In: Finance
International Financial Management Case 2:
Bitcoin as an international digital currency Bitcoin and other cryptocurrencies based on blockchain technology have been around for over a decade now. The former President of the European Central Bank, Mario Draghi, was asked about Bitcoins. He told Debating Europe he would not call Bitcoin a currency for a couple of reasons. One of them was that “a Euro today is a Euro tomorrow. Its value is stable. The value of Bitcoin oscillates wildly”. Isn’t this a big problem for cryptocurrencies like Bitcoin? How can we use them as currency if their value is not stable?
Mr. Josh, who is an owner of a digit currency on the other hand argues for a Bitcoin as follows: Our current system is not so rosy. Just look at what happened in 2008: we placed our money in banks and they failed us. What’s to prevent that from happening again? Do you have a say in the European Central Bank’s (ECB) or the US Federal Reserve’s monetary policy? We are already living with a highly volatile system, which could be pushed to the brink should another financial crisis occur. Cryptocurrency offers a possible alternative to our failing financial system. Is it not wiser to start placing trust in algorithms rather than fallible individuals?
Questions:
1. What are Bitcoins? How do they operate as an international currency?

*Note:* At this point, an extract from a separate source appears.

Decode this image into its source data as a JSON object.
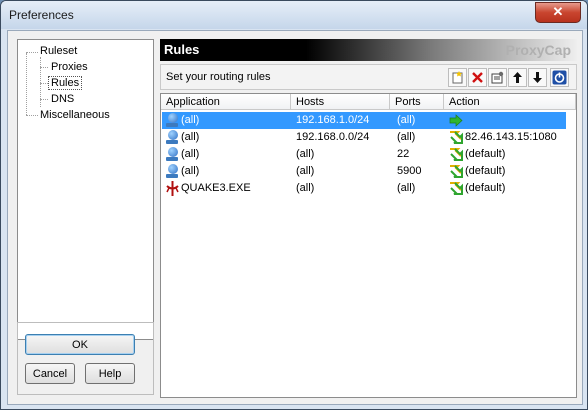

2. There are two opposing views about Bitcoins. Explain the arguments for and against Bitcoins as a currency?
3. Would do you invest in Bitcoins? Why or Why not? Give detail reasons.
1. Bitcoin is a digital currency, also known as crypto currency, allows to people to send or receive money across the internet, even the parties ( sender or receiver) unknown to each other. In another words, money can be exchanged without disclosing the real identity.
Bitcoin is legal in US, Japan,UK ,Canada and most developed countries.
Each Bitcoin is basically a computer file which is stored in a digital wallet app on a smartphone or computer. People can send Bitcoins to your digital wallet and you can send it to other people. Every single Transaction is recorded in public list called the Blockchain.
2. Bitcoin can't be a Currency, it has a intrinsic value, unlike fiat currency , Bitcoins can not be created out of thin air. In another words mining Bitcoin has a tangible cost and this cost is not only used to create new units, it also ensures Bitcoin' s functionality and reliability as a decentralised ledger and International payment system.
So Bitcoin is in practice but can not be considered as money. It could be currency if it is widely used. It is a very niche product and can also become expensive to use in certain situations.
3. As per my opinion, Investment in Bitcoin is not a good suggestion due to following reasons:
I. Extreme volatility- This is extreme volatile Currency so involved very high risk. Since there is not any regulator so no control on price.
II. Neither commodity nor currency- It comes neither commodity nor Currency category. So very risky for businesses, industry and people to trade or invest. It is just as a formula.
III. Don't invest if you don't understand- It is highly advisable that don't invest in it if you don't understand it properly. Or invest a very small amount.
Iv. An Unregulated- There is not any legal entity or watchdog who could monitor the transaction. So very difficult in case of grievance redressal.
v. Possibility of fraud- Though the system ' Blockchain' on which bitcoin operates is very safe but we can not deny the possibility of fraudulence.